El arte de la conversación, René Magritte
Aquellas palabras se inscribieron para siempre en mi memoria, sin duda porque las entendí de buenas a primeras, lo que en mí no es frecuente. No porque fuese duro de oído, porque tengo el oído bastante fino, y percibo quizá mejor que nadie los ruidos sin un sentido determinado. ¿De qué se trataba entonces?

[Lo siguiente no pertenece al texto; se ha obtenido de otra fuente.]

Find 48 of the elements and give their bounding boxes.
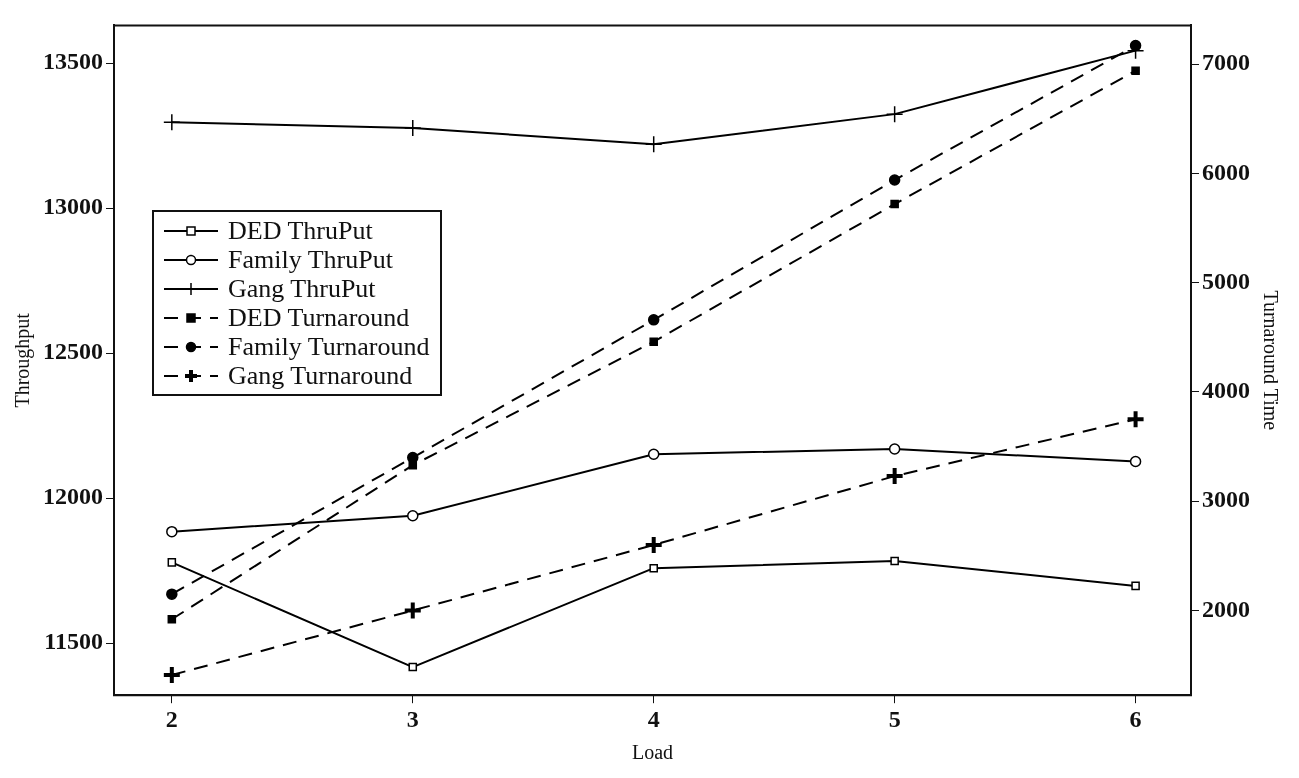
point (890, 199, 899, 209)
point (884, 466, 905, 487)
x-tick-label: 6 (1129, 705, 1142, 732)
y-tick-label: 13000 (43, 193, 103, 220)
legend-label: Family Turnaround (228, 332, 430, 362)
y-tick-label: 12500 (43, 338, 103, 365)
point (888, 443, 901, 455)
x-axis-title: Load (631, 741, 674, 764)
point (890, 556, 899, 566)
point (161, 664, 182, 685)
point (167, 614, 177, 624)
y-axis-title: Throughput (11, 312, 35, 408)
point (407, 509, 419, 522)
y2-tick-label: 4000 (1202, 377, 1250, 404)
point (649, 337, 658, 347)
x-tick-label: 3 (406, 705, 419, 732)
y2-tick-label: 2000 (1202, 595, 1250, 622)
point (408, 460, 418, 470)
point (643, 534, 664, 555)
point (166, 525, 178, 538)
x-tick-label: 4 (647, 705, 660, 732)
point (1129, 455, 1142, 468)
legend-label: Family ThruPut (228, 245, 393, 275)
point (1125, 409, 1146, 430)
legend-label: DED ThruPut (228, 216, 373, 246)
point (167, 558, 177, 567)
point (888, 174, 901, 186)
legend-label: Gang Turnaround (228, 361, 413, 391)
legend-label: Gang ThruPut (228, 274, 376, 304)
y-tick-label: 13500 (43, 48, 103, 75)
y2-axis-title: Turnaround Time (1259, 290, 1282, 431)
y-tick-label: 12000 (43, 483, 103, 510)
point (166, 588, 178, 600)
point (1131, 66, 1140, 76)
legend-label: DED Turnaround (228, 303, 410, 333)
y2-tick-label: 6000 (1202, 158, 1250, 185)
point (649, 563, 658, 573)
point (647, 448, 660, 460)
point (402, 600, 423, 621)
point (408, 662, 418, 672)
y-tick-label: 11500 (44, 628, 103, 655)
y2-tick-label: 5000 (1202, 267, 1250, 294)
point (647, 314, 660, 326)
y2-tick-label: 3000 (1202, 486, 1250, 513)
y2-tick-label: 7000 (1202, 49, 1250, 76)
x-tick-label: 5 (888, 705, 901, 732)
point (1131, 581, 1140, 591)
x-tick-label: 2 (165, 705, 178, 732)
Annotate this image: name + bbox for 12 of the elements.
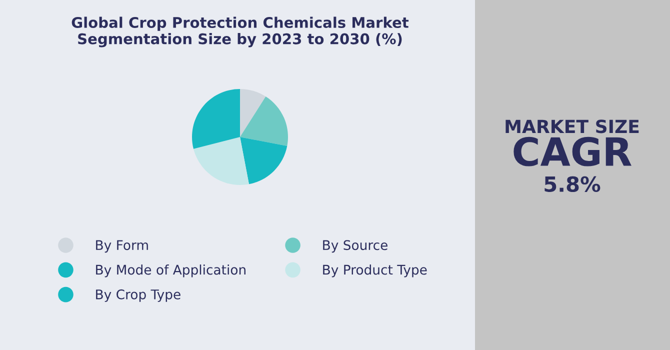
legend-label: By Crop Type <box>96 289 180 302</box>
text: MARKET SIZE <box>506 120 639 134</box>
chart-title: Global Crop Protection Chemicals Market Segmentation Size by 2023 to 2030 (%) <box>72 16 409 48</box>
pie-slice <box>240 96 288 146</box>
pie-slice <box>240 89 266 137</box>
legend-label: By Mode of Application <box>96 264 246 278</box>
pie-slice <box>194 137 249 185</box>
legend-label: By Form <box>96 240 148 253</box>
text: CAGR <box>514 136 632 166</box>
text: 5.8% <box>544 176 600 192</box>
legend-label: By Source <box>323 240 388 253</box>
legend-label: By Product Type <box>323 264 427 278</box>
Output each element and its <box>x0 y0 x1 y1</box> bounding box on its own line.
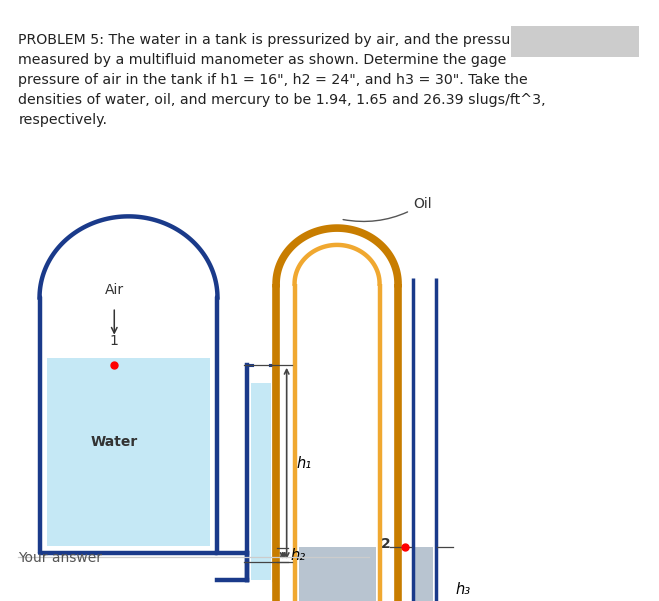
Text: Your answer: Your answer <box>18 551 102 565</box>
Bar <box>415 547 433 601</box>
Text: h₃: h₃ <box>455 582 471 597</box>
Text: h₁: h₁ <box>297 456 312 471</box>
Text: 2: 2 <box>382 537 391 551</box>
Bar <box>299 547 376 601</box>
Bar <box>47 358 210 546</box>
Text: 1: 1 <box>110 334 119 348</box>
Bar <box>251 383 271 580</box>
Text: Oil: Oil <box>343 197 432 221</box>
Text: Water: Water <box>91 435 138 449</box>
Text: Mercury: Mercury <box>0 600 1 601</box>
Text: Air: Air <box>105 284 124 297</box>
Text: PROBLEM 5: The water in a tank is pressurized by air, and the pressure is
measur: PROBLEM 5: The water in a tank is pressu… <box>18 33 546 127</box>
Text: h₂: h₂ <box>291 548 306 563</box>
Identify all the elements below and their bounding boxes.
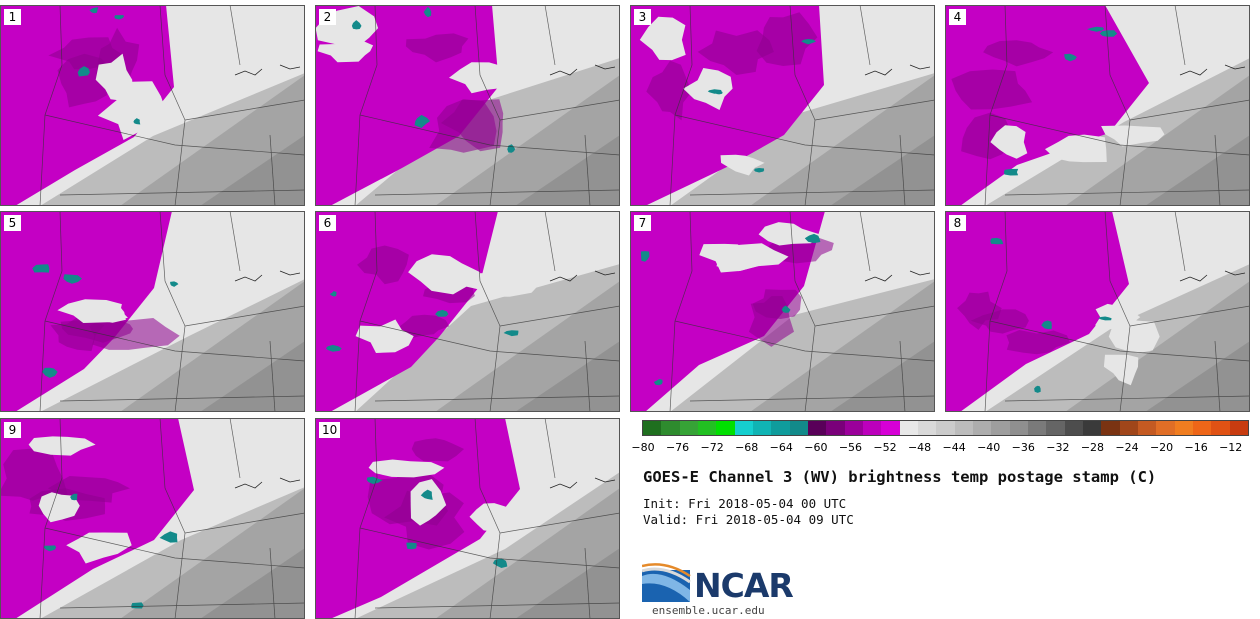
stamp-panel-9: 9: [0, 418, 305, 619]
colorbar-cell: [643, 421, 662, 435]
colorbar-cell: [752, 421, 772, 435]
stamp-panel-1: 1: [0, 5, 305, 206]
colorbar-cell: [991, 421, 1010, 435]
stamp-panel-3: 3: [630, 5, 935, 206]
colorbar-tick-label: −48: [907, 441, 932, 454]
stamp-member-number: 10: [319, 422, 341, 438]
colorbar: [642, 420, 1249, 436]
colorbar-cell: [771, 421, 790, 435]
colorbar-cell: [972, 421, 992, 435]
colorbar-cell: [1046, 421, 1065, 435]
colorbar-tick-label: −28: [1080, 441, 1105, 454]
stamp-member-number: 1: [4, 9, 21, 25]
colorbar-tick-label: −20: [1149, 441, 1174, 454]
ncar-logo-icon: [642, 563, 691, 602]
stamp-member-number: 7: [634, 215, 651, 231]
colorbar-tick-label: −56: [838, 441, 863, 454]
colorbar-cell: [1192, 421, 1212, 435]
colorbar-cell: [1027, 421, 1047, 435]
colorbar-tick-label: −76: [665, 441, 690, 454]
colorbar-tick-label: −24: [1115, 441, 1139, 454]
colorbar-cell: [862, 421, 882, 435]
colorbar-tick-label: −64: [769, 441, 793, 454]
colorbar-tick-label: −36: [1011, 441, 1035, 454]
colorbar-cell: [1009, 421, 1028, 435]
colorbar-cell: [1064, 421, 1083, 435]
colorbar-tick-label: −60: [804, 441, 828, 454]
colorbar-tick-label: −16: [1184, 441, 1208, 454]
colorbar-tick-label: −40: [977, 441, 1001, 454]
colorbar-cell: [661, 421, 680, 435]
colorbar-cell: [917, 421, 937, 435]
colorbar-cell: [954, 421, 973, 435]
stamp-member-number: 2: [319, 9, 336, 25]
colorbar-cell: [826, 421, 845, 435]
init-time: Init: Fri 2018-05-04 00 UTC: [643, 496, 847, 511]
colorbar-tick-label: −72: [700, 441, 724, 454]
stamp-member-number: 4: [949, 9, 966, 25]
colorbar-cell: [1211, 421, 1230, 435]
colorbar-cell: [936, 421, 955, 435]
colorbar-cell: [1082, 421, 1102, 435]
colorbar-cell: [899, 421, 918, 435]
stamp-panel-8: 8: [945, 211, 1250, 412]
logo-text: NCAR: [694, 566, 794, 605]
colorbar-cell: [881, 421, 900, 435]
colorbar-tick-label: −68: [735, 441, 759, 454]
stamp-member-number: 8: [949, 215, 966, 231]
colorbar-cell: [716, 421, 735, 435]
colorbar-cell: [734, 421, 753, 435]
colorbar-tick-label: −52: [873, 441, 897, 454]
stamp-panel-4: 4: [945, 5, 1250, 206]
colorbar-tick-label: −32: [1046, 441, 1070, 454]
colorbar-cell: [807, 421, 827, 435]
colorbar-cell: [844, 421, 863, 435]
colorbar-tick-label: −44: [942, 441, 966, 454]
colorbar-cell: [1137, 421, 1157, 435]
colorbar-tick-label: −12: [1219, 441, 1243, 454]
colorbar-cell: [697, 421, 717, 435]
stamp-panel-10: 10: [315, 418, 620, 619]
colorbar-cell: [679, 421, 698, 435]
colorbar-cell: [1156, 421, 1175, 435]
stamp-member-number: 6: [319, 215, 336, 231]
stamp-member-number: 3: [634, 9, 651, 25]
colorbar-cell: [1229, 421, 1248, 435]
stamp-panel-6: 6: [315, 211, 620, 412]
stamp-member-number: 9: [4, 422, 21, 438]
stamp-member-number: 5: [4, 215, 21, 231]
stamp-panel-2: 2: [315, 5, 620, 206]
site-url: ensemble.ucar.edu: [652, 604, 765, 617]
colorbar-cell: [789, 421, 808, 435]
valid-time: Valid: Fri 2018-05-04 09 UTC: [643, 512, 854, 527]
colorbar-cell: [1101, 421, 1120, 435]
figure-title: GOES-E Channel 3 (WV) brightness temp po…: [643, 468, 1157, 486]
colorbar-cell: [1119, 421, 1138, 435]
colorbar-tick-label: −80: [631, 441, 655, 454]
stamp-panel-7: 7: [630, 211, 935, 412]
colorbar-tick-labels: −80 −76 −72 −68 −64 −60 −56 −52 −48 −44 −40 −36 −32−…: [631, 441, 1248, 455]
stamp-panel-5: 5: [0, 211, 305, 412]
colorbar-cell: [1174, 421, 1193, 435]
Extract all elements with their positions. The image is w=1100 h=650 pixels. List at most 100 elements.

Quizá de un fallo del entendimiento, que sólo resonaba si era percutido varias veces, o, si se prefiere, que resonaba, pero a un nivel inferior al raciocinio, si es posible concebir tal cosa, y es posible concebir tal cosa, puesto que yo la concibo. Sí, las palabras que oía, y las oía bastante bien, porque era bastante fino de oído, las oía la primera vez, e incluso a veces la segunda, y a menudo también la tercera, como puros sonidos, libres de toda significación, y probablemente era ésta una de las razones de que conversar me resultara indescriptiblemente penoso. Y las palabras que yo pronunciaba y que casi siempre debían estar en relación con un esfuerzo de la inteligencia, me parecían a menudo el zumbido de un insecto. Lo cual explica que yo fuese poco conversador, me refiero a esta dificultad que tenía no sólo para comprender lo que decían los otros, sino también lo que yo les decía a ellos. Cierto que con un poco de paciencia nos llegábamos a comprender, pero respecto a qué, pregunto yo, y con qué finalidad.
Samuel Beckett, Molloy, Alianza, Madrid, 2012, pp. 74-75.